As part of today’s conference debate F32Defending the Future – UK Defence in the 21st Century (Defence Policy Paper), (pages 50-53) in lines 49 to 72, the leadership advocate reducing the Trident nuclear-carrying submarine fleet from the current four Vanguard-class boats to two Successor-class boats and ending the Cold War policy of Continuous At Sea Deterrence – known as CASD.  It would include such subterfuges as openly going to sea with unarmed missiles but having a stockpile of real weapons ready that can be primed in times of international stress (lines 57-58) and “surging” with armed patrols in the case of the international situation deteriorating (59-60).

It is obvious from these examples that the paper’s authors do not give any credence to Toby Fenwick’s paper Dropping the Bomb (Centre Forum 2012), in which he outlines the problems of such a part-time deterrent.

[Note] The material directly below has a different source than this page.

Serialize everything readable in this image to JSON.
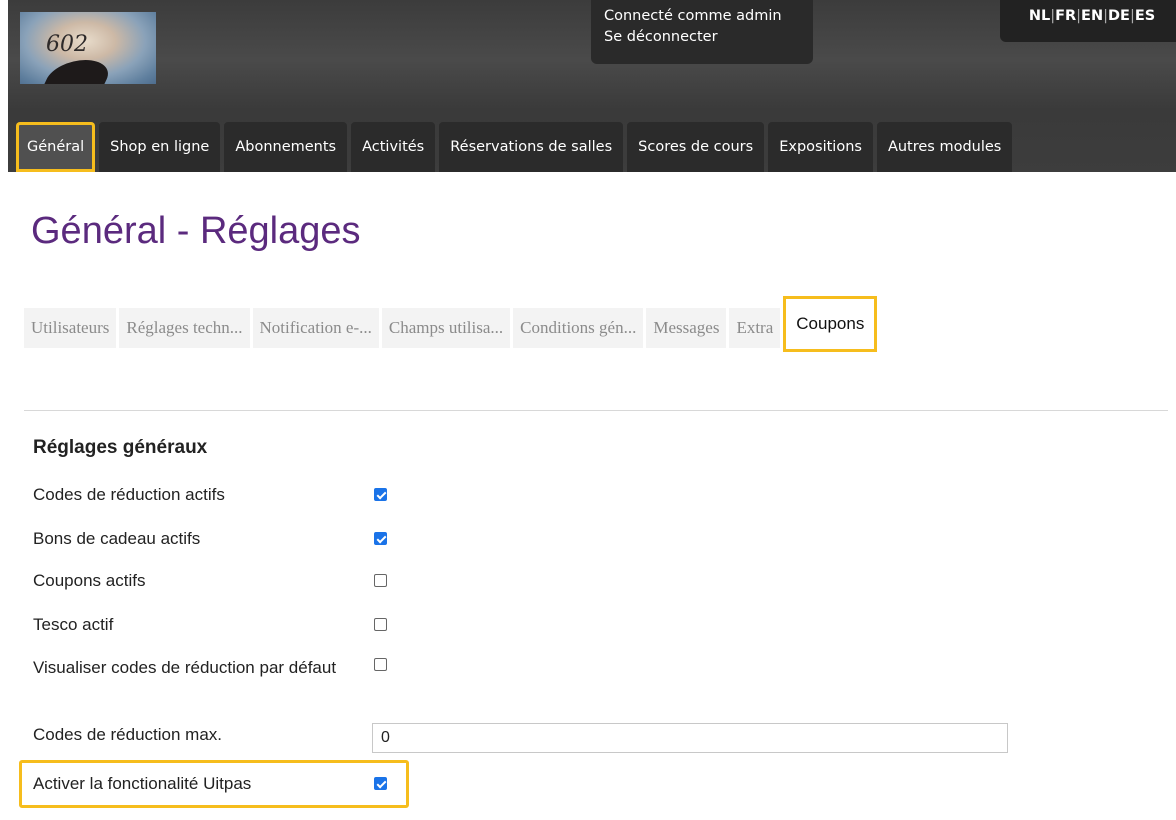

Such a part-time deterrent is dangerously escalatory.  First, the act of sailing a ballistic missile submarine in a crisis would be a major escalation just at the time when governments are attempting to de-escalate.  Second, as the UK’s only nuclear weapon system, a part-time deterrent in port provides a major incentive for an adversary to mount a pre-emptive strike to disable or destroy the Trident submarines in port or to ambush them on sailing, again increasing the incentives for an adversary to escalate a crisis more rapidly.  A part-time deterrent is dangerously escalatory in a crisis, and must be rejected.”

In his paper, Fenwick also dismisses the “Cruise Missile” option, with multi-role submarines, as it runs the risk of giving the hypothetical enemy a confused signal.  In the twenty minutes it takes from launch to impact, are those cruise missiles carrying nuclear or conventional weapons?  Should the enemy launch an all-out nuclear retaliation or assume that we Brits are the good guys and would never launch nuclear weapons first?

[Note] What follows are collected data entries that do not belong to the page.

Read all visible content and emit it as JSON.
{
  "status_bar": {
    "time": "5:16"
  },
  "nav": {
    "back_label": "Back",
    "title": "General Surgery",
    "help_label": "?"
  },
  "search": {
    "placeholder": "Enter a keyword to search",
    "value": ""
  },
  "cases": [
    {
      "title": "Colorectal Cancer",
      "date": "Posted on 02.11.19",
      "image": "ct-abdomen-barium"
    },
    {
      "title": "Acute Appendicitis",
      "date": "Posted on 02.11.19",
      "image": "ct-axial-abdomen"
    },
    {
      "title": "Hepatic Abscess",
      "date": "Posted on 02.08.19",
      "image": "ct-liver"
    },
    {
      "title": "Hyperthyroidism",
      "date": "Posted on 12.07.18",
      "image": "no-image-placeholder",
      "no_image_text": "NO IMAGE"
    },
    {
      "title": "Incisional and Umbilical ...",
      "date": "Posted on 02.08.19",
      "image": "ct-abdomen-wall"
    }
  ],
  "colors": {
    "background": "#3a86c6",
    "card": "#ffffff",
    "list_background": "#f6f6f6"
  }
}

There are therefore only two real choices as far as a credible policy on nuclear weapons are concerned.  We should either maintain enough capacity for CASD deployment, thus backing Conservative and Labour policy to replace the Vanguard boats with Successor, or to end the United Kingdom’s ownership of nuclear weapons altogether. 

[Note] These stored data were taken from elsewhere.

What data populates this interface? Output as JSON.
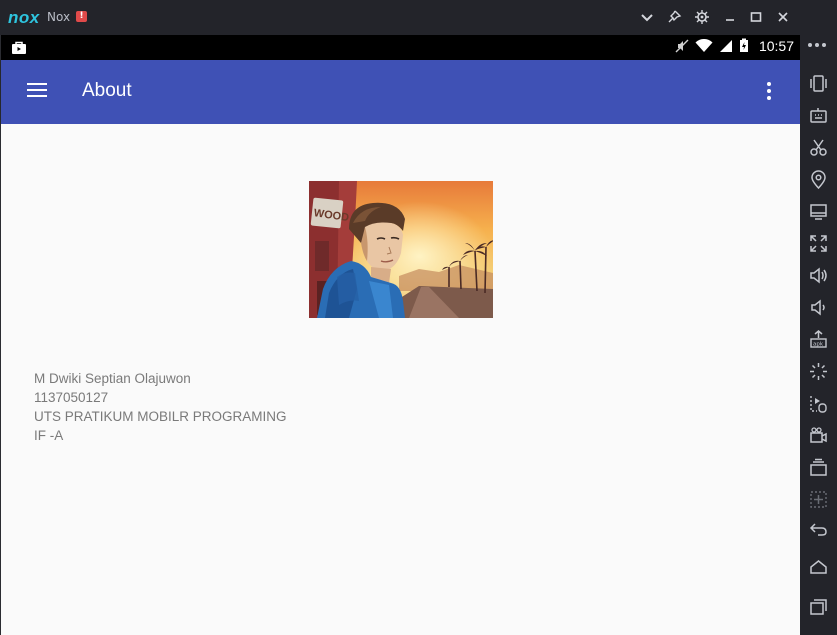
{
  "window": {
    "logo": "nox",
    "title": "Nox",
    "alert_badge": "!",
    "controls": [
      "chevron-down-icon",
      "pin-icon",
      "gear-icon",
      "minimize-icon",
      "maximize-icon",
      "close-icon"
    ]
  },
  "statusbar": {
    "time": "10:57",
    "icons": [
      "mute-icon",
      "wifi-icon",
      "signal-icon",
      "battery-icon"
    ]
  },
  "appbar": {
    "title": "About",
    "color": "#3f51b5"
  },
  "profile": {
    "name": "M Dwiki Septian Olajuwon",
    "student_id": "1137050127",
    "course": "UTS PRATIKUM MOBILR PROGRAMING",
    "class": "IF -A",
    "photo_sign_text": "WOOD"
  },
  "sidebar": {
    "tools": [
      "shake-icon",
      "keyboard-icon",
      "scissors-icon",
      "location-icon",
      "screen-icon",
      "fullscreen-icon",
      "volume-up-icon",
      "volume-down-icon",
      "apk-icon",
      "loading-icon",
      "macro-icon",
      "video-icon",
      "multi-instance-icon",
      "add-icon",
      "back-icon",
      "home-icon",
      "recents-icon"
    ]
  }
}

What the author’s of today’s paper are really trying to do is maintain economic and expert capability in the fields related to nuclear weapons, hence the call for continuous training and practice (61-62) and dual-usage submarines (64).  They know that holding on to a Cold War stance is not credible but in their view neither is the stark alternative of unilaterally disarming.  Thus the fudge that conference is being asked to approve today, a case of when the cart is being put before the horse if ever there was one. 

The best that Conference can do today is support the amendment which calls for the cancellation of the Successor programme and thus leads to the retirement of Trident within the next decade.   Just in case one is tempted to support the paper as it stands though, just remember this one thing.  In the 2030s, the Trident missiles themselves will be at the end of their lives and will need replacement too.  So if one were to think that any form of support for the Successor programme is viable, think again.   In spending all these billions of pounds, the decision is only being put back 20-25 years and then the nation will be facing exactly the same debate as we have today, but with even less control of the outcome because Trident is almost exclusively US-made.

Today, end support for Successor and let Liberal Democrats lead the way with the truly credible and realistic outlook on nuclear weapons.